Preconceived notions about Norwegians are that you love hiking and other outdoor activities. Is this accurate when it comes to you?

- If you live in Tromsø, surrounded by nature and mountains of all shapes, you must take advantages of the surroundings. This means hiking in the mountains and of course skiing. In the summertime, I also like to drive around in our VW Beetle Cabriolet, preferably in a warmer location than Tromsø.

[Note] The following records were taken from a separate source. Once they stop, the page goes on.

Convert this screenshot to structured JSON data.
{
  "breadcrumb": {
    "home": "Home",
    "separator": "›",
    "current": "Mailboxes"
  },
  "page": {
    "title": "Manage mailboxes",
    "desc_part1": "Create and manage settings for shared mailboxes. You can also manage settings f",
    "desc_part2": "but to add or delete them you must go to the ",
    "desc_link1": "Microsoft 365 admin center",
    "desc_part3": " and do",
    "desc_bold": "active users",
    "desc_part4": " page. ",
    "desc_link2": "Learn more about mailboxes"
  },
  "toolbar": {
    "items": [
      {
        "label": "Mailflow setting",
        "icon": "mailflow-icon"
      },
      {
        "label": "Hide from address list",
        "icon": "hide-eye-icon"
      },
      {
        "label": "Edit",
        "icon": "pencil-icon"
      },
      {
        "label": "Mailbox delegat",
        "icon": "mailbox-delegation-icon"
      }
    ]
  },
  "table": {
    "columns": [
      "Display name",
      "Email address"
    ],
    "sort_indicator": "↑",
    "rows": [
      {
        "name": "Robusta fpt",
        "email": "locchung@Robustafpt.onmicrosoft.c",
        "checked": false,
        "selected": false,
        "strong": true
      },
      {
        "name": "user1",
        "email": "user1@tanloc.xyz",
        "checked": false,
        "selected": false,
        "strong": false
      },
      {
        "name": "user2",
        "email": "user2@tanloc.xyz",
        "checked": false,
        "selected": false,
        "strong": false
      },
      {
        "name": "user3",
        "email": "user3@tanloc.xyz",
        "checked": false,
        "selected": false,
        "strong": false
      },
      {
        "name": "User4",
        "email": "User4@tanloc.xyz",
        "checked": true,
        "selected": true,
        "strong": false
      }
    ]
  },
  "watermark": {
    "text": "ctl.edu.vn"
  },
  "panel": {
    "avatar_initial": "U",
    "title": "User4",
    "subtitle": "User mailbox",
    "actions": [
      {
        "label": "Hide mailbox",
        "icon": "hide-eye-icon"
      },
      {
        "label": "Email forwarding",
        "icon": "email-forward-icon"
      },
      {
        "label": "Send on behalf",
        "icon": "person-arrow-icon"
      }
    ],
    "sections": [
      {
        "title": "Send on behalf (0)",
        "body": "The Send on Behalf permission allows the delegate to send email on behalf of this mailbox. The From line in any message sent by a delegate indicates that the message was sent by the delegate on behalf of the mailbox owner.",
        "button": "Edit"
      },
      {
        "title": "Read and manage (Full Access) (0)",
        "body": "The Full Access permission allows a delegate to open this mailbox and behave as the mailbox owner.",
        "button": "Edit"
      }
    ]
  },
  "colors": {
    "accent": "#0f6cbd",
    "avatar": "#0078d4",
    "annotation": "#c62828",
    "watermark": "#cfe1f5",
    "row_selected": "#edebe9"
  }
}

Is it true that all people from Norway are wearing lusekofte and selbuvotter? 

- I was the owner of a “lusekofte” when I was a student many years ago. After that, I changed to “islender”, which is a more convenient jersey. I bought my current one in Reykjavik, although the name has nothing to do with the country Island. I wanted to spend three months of my last sabbatical in Reykjavik, but it turned out to be impossible to find an affordable apartment in Reykjavik due to the extreme number of wealthy Asian tourists.  

- I’m also the owner of a pair of “selbuvotter”, which I occasionally use in the wintertime. But I don’t think many Norwegians today have “selbuvotter”. In Tromsø, you can only buy “lusekofte” and “selbuvotter” in the tourist gift shops that no locals visit. I’m not sure that my sons know these terms.

Gunnar at LIME

If you want to meet Gunnar Hartvigsen in person

You can find Gunnar in one of the offices belonging to HIC, presumedly in the office of Sabine Koch (room 4303) or in one of the other offices in the HIC wing where there is an unused workplace.